直到走出了好远,李泰才回过神来。
“庆师,您刚才那话……是什么意思?”他小声的问道。
“没什么意思。”庆修淡淡的说,“就是看他不顺眼,吓唬吓唬他。”
李泰:“……”
他总觉得,事情没那么简单。
但他看着庆修那副不想多说的样子,也不敢再问了。
而留在原地的李元昌,看着庆修离去的背影,后背已经被冷汗湿透了。
他现在心里只有一个念头。
完了。
庆修,好像什么都知道了。
庆修带着李泰回到魏王府,屏退了所有下人,只留下他们师生二人在书房里。
李泰一进门,就再也绷不住了,整个人跟泄了气的皮球一样,颓然的坐倒在椅子上,双眼无神,嘴里喃喃的念叨着:“为什么……父皇为什么要这么对我……”
“因为他怕了。”庆修给自己倒了杯茶,一针见血的说道。
“怕?”李泰猛地抬起头,一脸的不解,“父皇乃天子,富有四海,他会怕什么?”
“他怕的,不是别人,就是你。”庆修看着他,淡淡的说。
“怕我?”李泰更懵了,“我……我可是他的儿子啊!”
“正因为你是他的儿子,他才怕。”庆修叹了口气,决定给他这个政治上还很天真的学生,好好上一课。

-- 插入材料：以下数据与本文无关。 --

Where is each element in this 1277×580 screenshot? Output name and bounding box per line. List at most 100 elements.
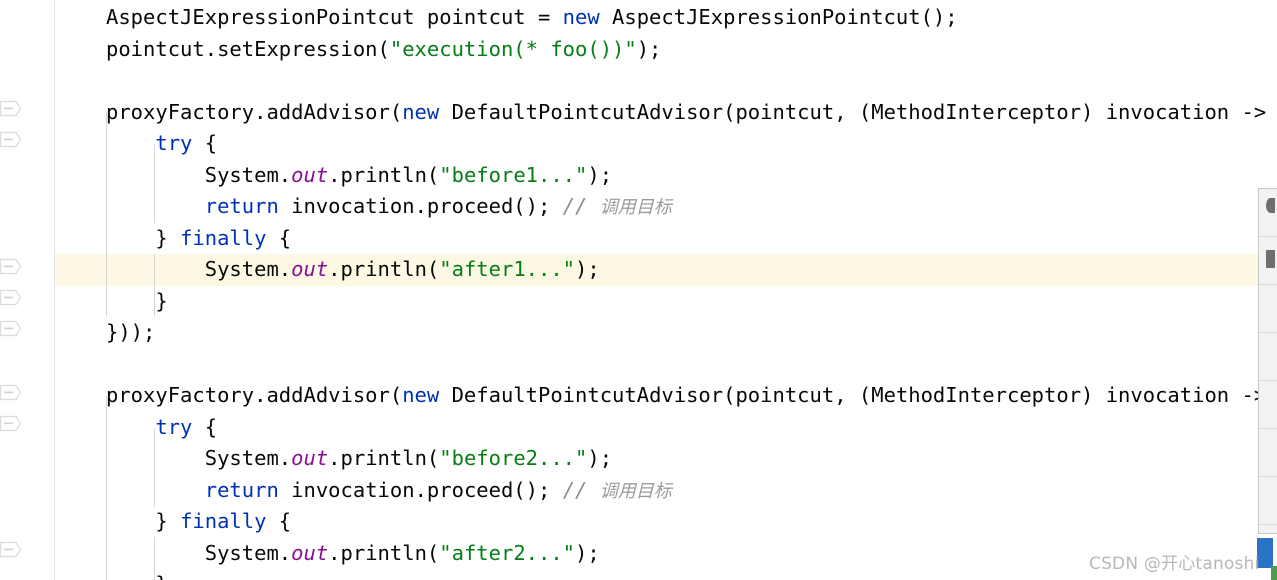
code-line[interactable]: } finally { [0, 223, 1277, 255]
code-token-str: "after1..." [439, 257, 576, 281]
code-line-text: System.out.println("after2..."); [106, 538, 600, 570]
code-line-text: proxyFactory.addAdvisor(new DefaultPoint… [106, 97, 1277, 129]
indent-guide-line [154, 537, 155, 580]
toolbar-blank-slot-icon[interactable] [1259, 285, 1277, 333]
code-line[interactable]: System.out.println("after1..."); [0, 254, 1277, 286]
code-line[interactable]: } finally { [0, 506, 1277, 538]
code-token-plain: ); [587, 446, 613, 470]
indent-guide-line [154, 428, 155, 507]
code-token-cmt: // [562, 194, 600, 218]
code-line[interactable]: } [0, 569, 1277, 580]
code-token-plain: .println( [328, 257, 440, 281]
toolbar-blank-slot-icon[interactable] [1259, 477, 1277, 525]
code-token-plain: { [266, 225, 292, 250]
code-line[interactable]: AspectJExpressionPointcut pointcut = new… [0, 2, 1277, 34]
code-line-text: pointcut.setExpression("execution(* foo(… [106, 34, 661, 66]
code-line[interactable]: })); [0, 317, 1277, 349]
code-line[interactable]: System.out.println("after2..."); [0, 538, 1277, 570]
code-token-plain: DefaultPointcutAdvisor(pointcut, (Method… [439, 383, 1277, 407]
code-fold-arrow-icon[interactable] [0, 100, 22, 117]
code-line-text: return invocation.proceed(); // 调用目标 [106, 475, 672, 508]
code-fold-arrow-icon[interactable] [0, 131, 22, 148]
toolbar-blank-slot-icon[interactable] [1259, 381, 1277, 429]
code-token-plain: AspectJExpressionPointcut(); [599, 5, 958, 29]
vertical-bar-icon [1266, 250, 1275, 268]
code-token-kw: try [155, 131, 193, 155]
code-line[interactable]: System.out.println("before1..."); [0, 160, 1277, 192]
code-token-kw: new [562, 5, 600, 29]
code-line-text: return invocation.proceed(); // 调用目标 [106, 191, 672, 224]
code-line-text: System.out.println("after1..."); [106, 254, 600, 286]
code-token-str: "before1..." [439, 162, 588, 187]
right-floating-toolbar[interactable] [1258, 188, 1277, 534]
code-line[interactable]: try { [0, 128, 1277, 160]
code-line-text: try { [106, 412, 217, 444]
code-token-plain: .println( [328, 446, 440, 470]
code-token-plain: invocation.proceed(); [278, 477, 563, 502]
code-fold-arrow-icon[interactable] [0, 320, 22, 337]
code-token-plain: proxyFactory.addAdvisor( [106, 99, 403, 124]
blank-slot-icon [1266, 298, 1275, 316]
code-token-cmt-cn: 调用目标 [599, 197, 672, 218]
indent-guide-line [106, 396, 107, 580]
code-token-plain: } [106, 509, 181, 533]
code-line[interactable]: proxyFactory.addAdvisor(new DefaultPoint… [0, 380, 1277, 412]
code-token-plain: invocation.proceed(); [278, 194, 563, 218]
code-line[interactable]: } [0, 286, 1277, 318]
code-fold-arrow-icon[interactable] [0, 258, 22, 275]
code-token-plain: } [106, 572, 167, 580]
csdn-watermark: CSDN @开心tanoshi [1089, 554, 1260, 574]
code-token-plain: System. [106, 162, 292, 187]
code-token-field: out [291, 257, 329, 281]
code-content-area[interactable]: AspectJExpressionPointcut pointcut = new… [0, 0, 1277, 580]
code-line-text: } finally { [106, 506, 291, 538]
indent-guide-line [106, 112, 107, 317]
code-fold-arrow-icon[interactable] [0, 289, 22, 306]
code-line[interactable]: System.out.println("before2..."); [0, 443, 1277, 475]
code-line[interactable]: try { [0, 412, 1277, 444]
code-token-plain: ); [587, 162, 613, 187]
blank-slot-icon [1266, 442, 1275, 460]
code-token-plain: } [106, 225, 181, 250]
code-token-str: "after2..." [439, 540, 576, 565]
code-line-text: try { [106, 128, 217, 160]
gutter-separator [54, 0, 55, 580]
code-line[interactable]: proxyFactory.addAdvisor(new DefaultPoint… [0, 97, 1277, 129]
code-line[interactable] [0, 349, 1277, 381]
code-token-str: "before2..." [439, 446, 588, 470]
toolbar-blank-slot-icon[interactable] [1259, 429, 1277, 477]
code-token-kw: finally [180, 225, 267, 250]
code-token-plain: System. [106, 540, 292, 565]
code-token-kw: new [402, 99, 440, 124]
code-fold-arrow-icon[interactable] [0, 415, 22, 432]
code-line[interactable]: return invocation.proceed(); // 调用目标 [0, 191, 1277, 223]
toolbar-blank-slot-icon[interactable] [1259, 333, 1277, 381]
code-token-field: out [291, 446, 329, 470]
code-token-plain: { [192, 131, 218, 155]
code-line[interactable]: return invocation.proceed(); // 调用目标 [0, 475, 1277, 507]
code-token-plain: DefaultPointcutAdvisor(pointcut, (Method… [439, 99, 1277, 124]
code-token-plain: System. [106, 446, 292, 470]
vcs-change-marker [1271, 566, 1277, 580]
code-token-plain: ); [575, 540, 600, 565]
code-token-plain: } [106, 288, 168, 313]
code-line[interactable]: pointcut.setExpression("execution(* foo(… [0, 34, 1277, 66]
code-line-text: } [106, 286, 168, 318]
code-token-kw: return [204, 194, 279, 218]
code-fold-arrow-icon[interactable] [0, 384, 22, 401]
code-token-plain: AspectJExpressionPointcut pointcut = [106, 5, 563, 29]
code-line-text: })); [106, 317, 155, 349]
toolbar-half-circle-icon[interactable] [1259, 189, 1277, 237]
code-fold-arrow-icon[interactable] [0, 541, 22, 558]
code-token-kw: new [402, 383, 440, 407]
code-editor-window: AspectJExpressionPointcut pointcut = new… [0, 0, 1277, 580]
indent-guide-line [154, 144, 155, 223]
toolbar-vertical-bar-icon[interactable] [1259, 237, 1277, 285]
code-token-kw: try [155, 414, 193, 439]
code-token-plain: proxyFactory.addAdvisor( [106, 383, 403, 407]
half-circle-icon [1266, 198, 1275, 213]
blank-slot-icon [1266, 490, 1275, 508]
code-line[interactable] [0, 65, 1277, 97]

“殿下,你仔细想想,你父皇,是怎么登上这个皇位的?”
李泰的脸色,瞬间一白。
玄武门之变,杀兄囚父,这是李二一生都洗不掉的污点,也是整个大唐王室,最不愿被提及的禁忌。
“你文采出众,聪慧过人,又深得朝中新锐势力的支持。你开设文学馆,广纳贤才,门下宾客如云。”庆修开始帮他分析起来。
“这些,在你父皇眼里,是什么?”
李泰的嘴唇开始哆嗦,他似乎想到了什么。
“是……是当年秦王府的影子。”他艰难的吐出这几个字。
“没错。”庆修点了点头,“他从你身上,看到了自己当年的影子。他害怕,有一天,你也会像他一样,为了那个位子,做出一些……他不想看到的事。”
“不会的!我绝对不会!”李泰激动地站了起来,大声辩解,“我从未想过要跟父皇争什么!我只是……我只是想做些事罢了!”
“你想不想,不重要。”庆修打断了他。